Söderlund: Evet, bu pek olası değil. Böcekler konusuna gelince; çok tartışılsa da beklendiği kadar popüler değil, en azından Batı’da. Yine de, 2 milyar civarında insan düzenli olarak böcekleri tüketiyor, ancak bu insanlar Batı’da yaşamıyorlar. İnsanların gıda maddesi olarak böceklere karşı tutumunu belirlemek konusunda sadece birkaç çalışma yapıldı ama çok çok az insanın bunu heyecan verici bulduğu açık. İnsan etinin iğrenme eşiği çok daha yüksek olurdu.
Sunucu: Sanırım buna minnettar olmalıyız…
Söderlund: Fakat iklim ve sürdürülebilirlik gibi çeşitli konularda gerçekten de yapacak başka bir şeyimiz kalmadığı bir durum söz konusu olursa, meseleyi gündeme getirmek önemli olacak.”

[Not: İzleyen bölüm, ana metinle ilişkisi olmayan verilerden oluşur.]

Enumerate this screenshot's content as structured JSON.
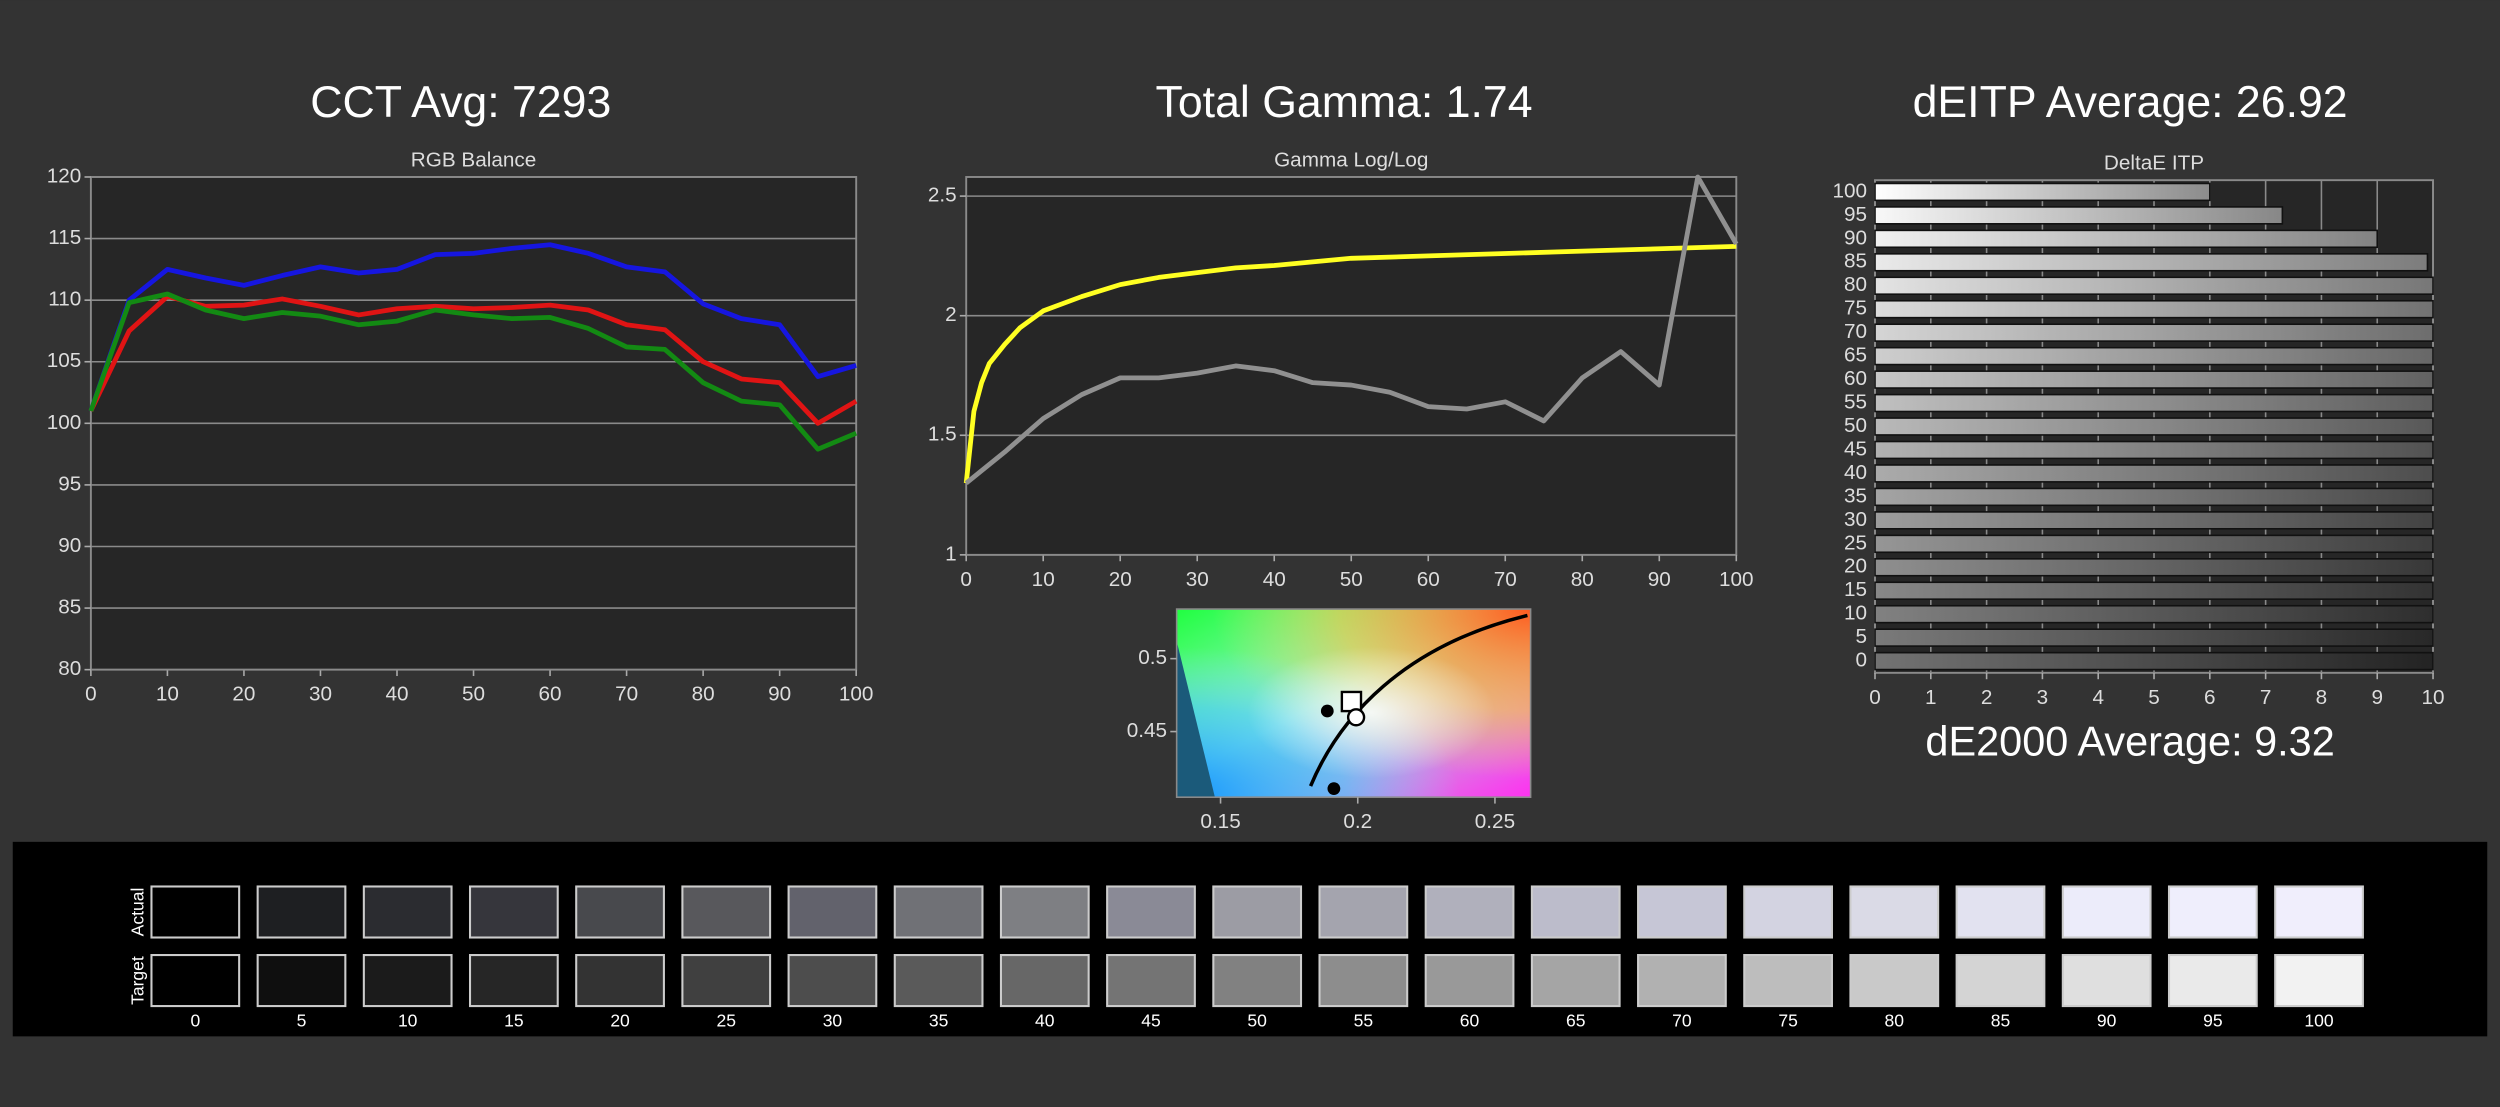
{
  "chart_data": [
    {
      "type": "line",
      "heading": "CCT Avg: 7293",
      "title": "RGB Balance",
      "x": [
        0,
        5,
        10,
        15,
        20,
        25,
        30,
        35,
        40,
        45,
        50,
        55,
        60,
        65,
        70,
        75,
        80,
        85,
        90,
        95,
        100
      ],
      "series": [
        {
          "color": "#1616e0",
          "values": [
            101,
            110,
            112.5,
            111.8,
            111.2,
            112,
            112.7,
            112.2,
            112.5,
            113.7,
            113.8,
            114.2,
            114.5,
            113.8,
            112.7,
            112.3,
            109.7,
            108.5,
            108,
            103.8,
            104.7
          ]
        },
        {
          "color": "#e01414",
          "values": [
            101,
            107.5,
            110.3,
            109.5,
            109.6,
            110.1,
            109.5,
            108.8,
            109.3,
            109.5,
            109.3,
            109.4,
            109.6,
            109.2,
            108,
            107.6,
            105,
            103.6,
            103.3,
            100,
            101.8
          ]
        },
        {
          "color": "#138a13",
          "values": [
            101,
            109.8,
            110.5,
            109.2,
            108.5,
            109,
            108.7,
            108,
            108.3,
            109.2,
            108.8,
            108.5,
            108.6,
            107.7,
            106.2,
            106,
            103.3,
            101.8,
            101.5,
            97.9,
            99.2
          ]
        }
      ],
      "xlim": [
        0,
        100
      ],
      "xticks": [
        0,
        10,
        20,
        30,
        40,
        50,
        60,
        70,
        80,
        90,
        100
      ],
      "ylim": [
        80,
        120
      ],
      "yticks": [
        80,
        85,
        90,
        95,
        100,
        105,
        110,
        115,
        120
      ],
      "grid": true
    },
    {
      "type": "line",
      "heading": "Total Gamma: 1.74",
      "title": "Gamma Log/Log",
      "series": [
        {
          "color": "#ffff22",
          "x": [
            0,
            1,
            2,
            3,
            5,
            7,
            10,
            15,
            20,
            25,
            30,
            35,
            40,
            50,
            60,
            70,
            80,
            90,
            100
          ],
          "values": [
            1.3,
            1.6,
            1.72,
            1.8,
            1.88,
            1.95,
            2.02,
            2.08,
            2.13,
            2.16,
            2.18,
            2.2,
            2.21,
            2.24,
            2.25,
            2.26,
            2.27,
            2.28,
            2.29
          ]
        },
        {
          "color": "#909090",
          "x": [
            0,
            5,
            10,
            15,
            20,
            25,
            30,
            35,
            40,
            45,
            50,
            55,
            60,
            65,
            70,
            75,
            80,
            85,
            90,
            95,
            100
          ],
          "values": [
            1.3,
            1.43,
            1.57,
            1.67,
            1.74,
            1.74,
            1.76,
            1.79,
            1.77,
            1.72,
            1.71,
            1.68,
            1.62,
            1.61,
            1.64,
            1.56,
            1.74,
            1.85,
            1.71,
            2.58,
            2.3
          ]
        }
      ],
      "xlim": [
        0,
        100
      ],
      "xticks": [
        0,
        10,
        20,
        30,
        40,
        50,
        60,
        70,
        80,
        90,
        100
      ],
      "ylim": [
        1,
        2.58
      ],
      "yticks": [
        1,
        1.5,
        2,
        2.5
      ],
      "grid": true
    },
    {
      "type": "scatter",
      "series": [
        {
          "marker": "dot",
          "x": [
            0.1889,
            0.1913
          ],
          "values": [
            0.4641,
            0.4109
          ]
        },
        {
          "marker": "square",
          "x": [
            0.1977
          ],
          "values": [
            0.4706
          ]
        },
        {
          "marker": "circle",
          "x": [
            0.1994
          ],
          "values": [
            0.4598
          ]
        }
      ],
      "xlim": [
        0.134,
        0.263
      ],
      "xticks": [
        0.15,
        0.2,
        0.25
      ],
      "ylim": [
        0.405,
        0.534
      ],
      "yticks": [
        0.45,
        0.5
      ],
      "grid": false
    },
    {
      "type": "hbar",
      "heading": "dEITP Average: 26.92",
      "title": "DeltaE ITP",
      "footer": "dE2000 Average: 9.32",
      "categories": [
        "100",
        "95",
        "90",
        "85",
        "80",
        "75",
        "70",
        "65",
        "60",
        "55",
        "50",
        "45",
        "40",
        "35",
        "30",
        "25",
        "20",
        "15",
        "10",
        "5",
        "0"
      ],
      "values": [
        6,
        7.3,
        9,
        9.9,
        10,
        10,
        10,
        10,
        10,
        10,
        10,
        10,
        10,
        10,
        10,
        10,
        10,
        10,
        10,
        10,
        10
      ],
      "xlim": [
        0,
        10
      ],
      "xticks": [
        0,
        1,
        2,
        3,
        4,
        5,
        6,
        7,
        8,
        9,
        10
      ],
      "grid": true
    }
  ],
  "swatches": {
    "row_labels": [
      "Actual",
      "Target"
    ],
    "levels": [
      0,
      5,
      10,
      15,
      20,
      25,
      30,
      35,
      40,
      45,
      50,
      55,
      60,
      65,
      70,
      75,
      80,
      85,
      90,
      95,
      100
    ],
    "actual": [
      "#000000",
      "#1e1f22",
      "#2b2c30",
      "#36363c",
      "#48494d",
      "#58585c",
      "#62626c",
      "#707176",
      "#7e7f83",
      "#8a8a96",
      "#9c9ca4",
      "#a4a4ae",
      "#b0b0bc",
      "#bcbccb",
      "#c6c6d6",
      "#d3d3e1",
      "#dadae6",
      "#e2e2f0",
      "#ececfa",
      "#efeefc",
      "#f0eefc"
    ],
    "target": [
      "#000000",
      "#0f0f0f",
      "#1b1b1b",
      "#262626",
      "#333333",
      "#404040",
      "#4d4d4d",
      "#5a5a5a",
      "#676767",
      "#747474",
      "#818181",
      "#8d8d8d",
      "#999999",
      "#a5a5a5",
      "#b1b1b1",
      "#bdbdbd",
      "#c9c9c9",
      "#d4d4d4",
      "#dfdfdf",
      "#eaeaea",
      "#f2f2f2"
    ]
  }
}
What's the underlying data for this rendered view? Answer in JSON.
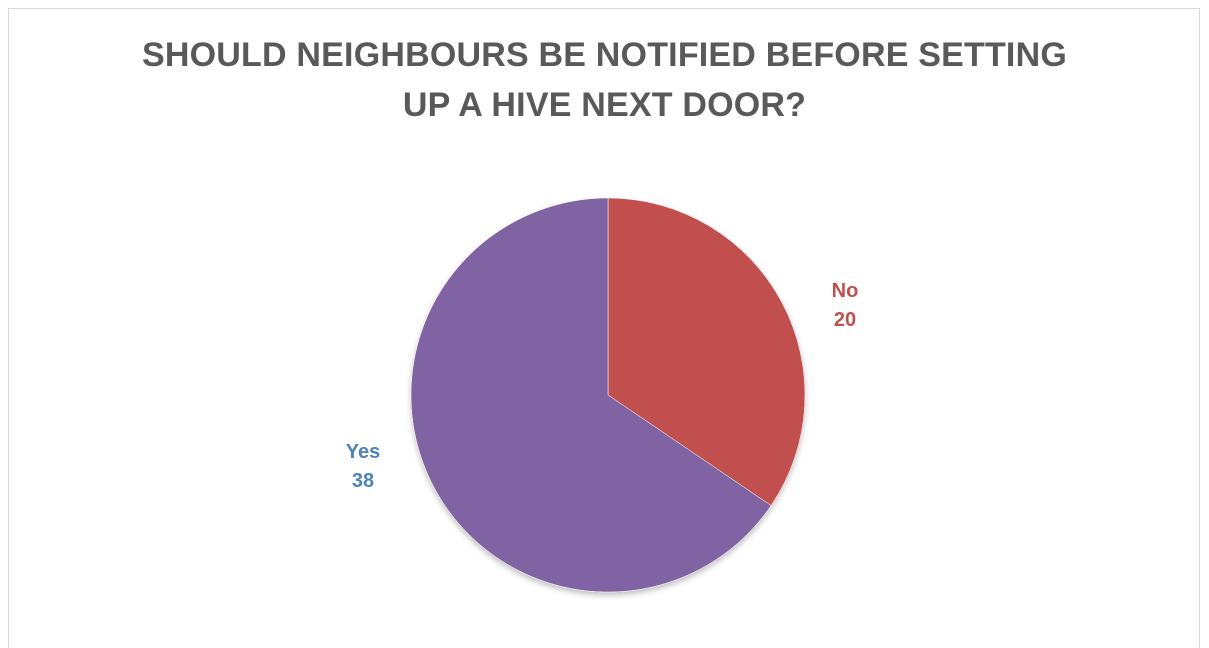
{
  "chart_data": {
    "type": "pie",
    "title": "SHOULD NEIGHBOURS BE NOTIFIED BEFORE SETTING UP A HIVE NEXT DOOR?",
    "title_lines": [
      "SHOULD NEIGHBOURS BE NOTIFIED BEFORE SETTING",
      "UP A HIVE NEXT DOOR?"
    ],
    "categories": [
      "No",
      "Yes"
    ],
    "values": [
      20,
      38
    ],
    "colors": [
      "#c0504d",
      "#8064a2"
    ],
    "label_colors": [
      "#c0504d",
      "#4f81bd"
    ],
    "data_labels": [
      {
        "category": "No",
        "value": "20"
      },
      {
        "category": "Yes",
        "value": "38"
      }
    ],
    "legend": "none",
    "start_angle": "12 o'clock",
    "direction": "clockwise"
  }
}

Ayrıca, Söderlund’un söyleşisi otomatik çeviri yardımıyla videoya Türkçe altyazı izlendiğinde, EuvsDisinfo’nun içeriğindeki çeviriyle tutarlı olduğu görülüyor.
Yani Söderlund insan eti yemenin iklim krizini engelleyeceğini söylememiş. Sunucunun sorusu üzerine, farklı sürdürülebilirlik ve iklim sorunları yaşanması ve başka bir seçenek kalmaması durumunda insan eti yeme meselesinin düşünülmesi gerekebileceğini söylemiş.
Söderlund, ifadelerinin çarpıtıldığını söyledi
Teyit'in iletişime geçtiği Magnus Söderlund da yaşananların çarpıtıldığını ifade etti:
“Bu konuda ne yazık ki pek çok yanlış anlaşılma söz konusu. Yaşanan şu: birçok insan artık geleneksel et ürünlerini tüketmek istemediğini belirttiği için bunun yerine ne yeneceği merak edilebilir. Bu konuda bazı görüşleri duymak adına bir gıda fuarında katılımcılara soru sorma şansım oldu; onlara bir et ürünü gösterip bunu tüketmeyi düşünür müsünüz diye sorarken içeriği çeşitlendirdim (inek eti, vejeteryan et, böcekler vs.). İnsan eti, sınırın nerede olduğunu görmek için, aşırı örneklerden biri olarak dahil edilmişti.
Daha sonra konu farklı sitelerde farklı şekillerde yer aldı. Konunun küresel ısınmaya ve diğer iklim meselelerinin ciddi bir şekilde ele alınması gerektiğine inanmayan insanlar tarafından bir şekilde çarpıtıldığına inanıyorum. [...]
Bilinsin diye söylüyorum: Ben insan eti yemek istemiyorum, yenilmek istemiyorum, insan eti yemenin iklimi etkileyeceğini düşünmüyorum, ben bir aktivist değilim, ben insanların yaptıkları ve yapmadıkları şeylerin karanlık tarafları hakkında da soru sormanın mümkün olması gerektiğini düşünen bir araştırmacıyım.”
Yani Söderlund, katıldığı etkinlikte iklim değişikliğinden bağımsız olarak, yalnızca insanların neyi yemeyi, neyi yemeyeceklerini düşündüklerine dair bir soru yönelttiğini ifade ediyor.